Overguard is willing to follow tight restrictions and leap over any hurdles to get clients in camp. He thinks there are ways to safely bring hunters into the country and has been working to find solutions, though most of those ideas have fallen on deaf ears.
“I’ll turn a 10-day trip into a two-week trip so hunters can adhere to the quarantine restrictions,” Oveguard says. “I’ll stand outside the plane with a thermometer and take their temperature. It might cost me more money, but at least we can exist.”
Luke Scherders runs Wingfeather Outfitters, guiding clients for waterfowl and turkeys in Ontario. His spring turkey clientele was down by more than 50 percent and he estimates losing between $30,000 and $50,000 in profits. It would have been more if not for so many Ontario hunters honoring their reservations. Scherders isn’t optimistic about the border opening for waterfowl season, which starts in September across much of Canada. He says most Canadians he talks to think the border will remain closed, maybe through the end of the year. There’s too much risk in allowing Americans to cross the border.
Scherders only runs 6 to 10 hunters a day (two groups maximum), and has a few other businesses to keep him financially sound, so if there isn’t a duck season this year, presumably he can pick it back up in 2021 because he doesn’t have a huge operation. He does see potential problems for larger outfitters, particularly ones that rely heavily on summer clients, like fishing camps.
“There’s a major fishing outfitter I know that typically runs 15 guides every day all summer long,” Scherders says. “He’s had three clients total this summer. You go from running 15 trips a day to a total of three clients, it’s gonna hurt.”

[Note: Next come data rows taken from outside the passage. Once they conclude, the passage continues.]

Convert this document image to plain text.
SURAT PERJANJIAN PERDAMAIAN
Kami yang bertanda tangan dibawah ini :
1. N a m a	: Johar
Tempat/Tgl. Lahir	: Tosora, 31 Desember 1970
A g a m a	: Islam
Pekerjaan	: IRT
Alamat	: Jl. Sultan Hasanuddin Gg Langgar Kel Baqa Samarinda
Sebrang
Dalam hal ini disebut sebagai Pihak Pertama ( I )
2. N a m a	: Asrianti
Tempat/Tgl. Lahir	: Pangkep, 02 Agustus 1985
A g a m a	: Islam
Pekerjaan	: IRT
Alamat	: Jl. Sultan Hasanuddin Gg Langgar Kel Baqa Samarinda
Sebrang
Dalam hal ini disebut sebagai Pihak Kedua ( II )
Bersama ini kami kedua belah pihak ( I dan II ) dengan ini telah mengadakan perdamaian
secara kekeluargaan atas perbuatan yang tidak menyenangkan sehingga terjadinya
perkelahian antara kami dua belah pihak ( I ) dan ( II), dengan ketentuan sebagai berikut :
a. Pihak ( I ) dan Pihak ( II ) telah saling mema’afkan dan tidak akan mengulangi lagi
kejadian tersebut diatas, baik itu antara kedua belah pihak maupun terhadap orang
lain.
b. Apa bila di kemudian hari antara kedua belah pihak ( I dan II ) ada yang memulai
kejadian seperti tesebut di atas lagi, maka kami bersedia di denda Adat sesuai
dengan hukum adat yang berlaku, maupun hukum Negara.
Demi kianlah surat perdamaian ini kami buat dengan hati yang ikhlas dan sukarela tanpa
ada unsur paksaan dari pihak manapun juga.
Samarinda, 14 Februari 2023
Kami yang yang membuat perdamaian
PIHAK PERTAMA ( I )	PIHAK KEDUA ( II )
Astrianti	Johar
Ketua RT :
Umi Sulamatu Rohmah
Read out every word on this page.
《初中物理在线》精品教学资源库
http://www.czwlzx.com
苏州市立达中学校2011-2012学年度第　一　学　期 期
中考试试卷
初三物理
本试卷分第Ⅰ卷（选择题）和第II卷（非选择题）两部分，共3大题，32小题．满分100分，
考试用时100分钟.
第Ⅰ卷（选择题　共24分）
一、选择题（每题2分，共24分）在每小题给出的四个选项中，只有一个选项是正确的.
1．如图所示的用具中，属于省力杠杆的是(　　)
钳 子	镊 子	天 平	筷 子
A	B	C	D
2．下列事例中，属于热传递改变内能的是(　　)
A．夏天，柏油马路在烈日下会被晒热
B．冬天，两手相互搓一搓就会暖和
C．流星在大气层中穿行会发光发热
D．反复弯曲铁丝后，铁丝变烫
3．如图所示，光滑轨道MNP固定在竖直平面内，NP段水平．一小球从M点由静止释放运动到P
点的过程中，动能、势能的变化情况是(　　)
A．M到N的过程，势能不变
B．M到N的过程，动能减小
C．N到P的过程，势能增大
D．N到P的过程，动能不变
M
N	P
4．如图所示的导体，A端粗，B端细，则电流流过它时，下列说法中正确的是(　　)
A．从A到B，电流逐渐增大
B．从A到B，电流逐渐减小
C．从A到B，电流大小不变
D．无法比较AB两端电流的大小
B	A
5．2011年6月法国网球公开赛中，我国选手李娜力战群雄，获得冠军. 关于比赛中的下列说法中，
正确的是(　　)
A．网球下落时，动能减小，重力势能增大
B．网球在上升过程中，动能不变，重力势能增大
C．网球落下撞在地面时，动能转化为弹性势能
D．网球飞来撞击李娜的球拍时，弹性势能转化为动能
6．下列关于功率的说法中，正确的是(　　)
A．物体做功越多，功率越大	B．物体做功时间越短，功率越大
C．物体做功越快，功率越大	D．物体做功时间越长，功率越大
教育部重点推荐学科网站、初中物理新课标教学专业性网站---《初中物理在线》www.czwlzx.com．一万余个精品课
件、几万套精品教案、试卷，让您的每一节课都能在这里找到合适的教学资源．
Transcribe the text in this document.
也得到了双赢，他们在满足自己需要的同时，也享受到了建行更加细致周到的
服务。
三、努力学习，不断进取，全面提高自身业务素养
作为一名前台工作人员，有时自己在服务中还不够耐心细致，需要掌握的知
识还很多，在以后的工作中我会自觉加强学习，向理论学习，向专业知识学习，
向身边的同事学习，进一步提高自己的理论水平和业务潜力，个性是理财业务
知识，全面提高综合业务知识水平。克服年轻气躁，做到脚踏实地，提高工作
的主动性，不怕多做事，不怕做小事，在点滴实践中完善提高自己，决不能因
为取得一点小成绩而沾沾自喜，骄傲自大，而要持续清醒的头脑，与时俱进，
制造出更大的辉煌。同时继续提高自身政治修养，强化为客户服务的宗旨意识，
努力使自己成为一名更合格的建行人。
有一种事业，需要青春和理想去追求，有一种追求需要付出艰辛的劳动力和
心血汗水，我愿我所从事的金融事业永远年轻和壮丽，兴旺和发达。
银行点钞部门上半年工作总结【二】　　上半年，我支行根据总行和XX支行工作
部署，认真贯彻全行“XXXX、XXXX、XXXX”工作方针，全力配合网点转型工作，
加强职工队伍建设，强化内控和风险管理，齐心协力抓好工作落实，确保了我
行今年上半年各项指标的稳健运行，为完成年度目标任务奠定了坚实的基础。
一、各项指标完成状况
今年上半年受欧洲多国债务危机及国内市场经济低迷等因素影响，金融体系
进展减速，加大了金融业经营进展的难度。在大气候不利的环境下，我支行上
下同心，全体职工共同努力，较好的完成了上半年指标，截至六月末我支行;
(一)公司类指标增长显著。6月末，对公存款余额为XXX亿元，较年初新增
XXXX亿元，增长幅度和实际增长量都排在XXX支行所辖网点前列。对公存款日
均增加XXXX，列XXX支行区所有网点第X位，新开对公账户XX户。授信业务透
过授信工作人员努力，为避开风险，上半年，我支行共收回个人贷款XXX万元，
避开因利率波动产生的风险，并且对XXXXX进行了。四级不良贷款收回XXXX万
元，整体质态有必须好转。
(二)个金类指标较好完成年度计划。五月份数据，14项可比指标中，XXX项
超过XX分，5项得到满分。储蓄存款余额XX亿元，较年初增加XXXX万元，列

“If you have private access or guide in the States, this could be a year to charge a premium, because so many hunters are likely not coming to Canada,” Schereders says. “I’ve already heard about American outfitters who typically come up here, setting up shop in North Dakota [and other states] to recoup some of the money they would have made in Canada. It could get interesting when the season opens in the States.”
Scherders has been taking deposits from clients (as many other outfitters have), but his guess is that he will be holding onto those checks and rolling them into next year. It’s nice to have some cash on hand now, but it also means that he will only make half of what he could have in 2021, because the deposit covers the first half of the total payment. He also breeds Labs, and still has four pups he can’t get to U.S. hunters due to the border closure.
Midnight Sun Outfitters has been operated by Jessie Young’s family for nearly four decades. Young and her brother now run the guide service in the Yukon, hunting sheep, caribou, moose, bear, and wolves. They also host a fishing camp, which will open to Canadian residents this summer, and wilderness tours, which are on the schedule as well.
The Yukon border opened to Canadians July 1, which will make it possible to guide a small amount of clients and make a bit of money (there are quarantine restrictions for residents from provinces other than B.C., the Northwest Territories, and Nunavut). Before July, the entire Yukon was shutdown. There was no outside travel allowed. You had to be a Yukon resident in order to enter, and agents were patrolling the border heavily to enforce that mandate. The Yukon is a hub for international travel and tourism—there are many direct flights from Europe into Whitehorse—and officials were concerned the robust tourism that existed before COVID shutdowns might have caused cases to spike even after restrictions were put into place.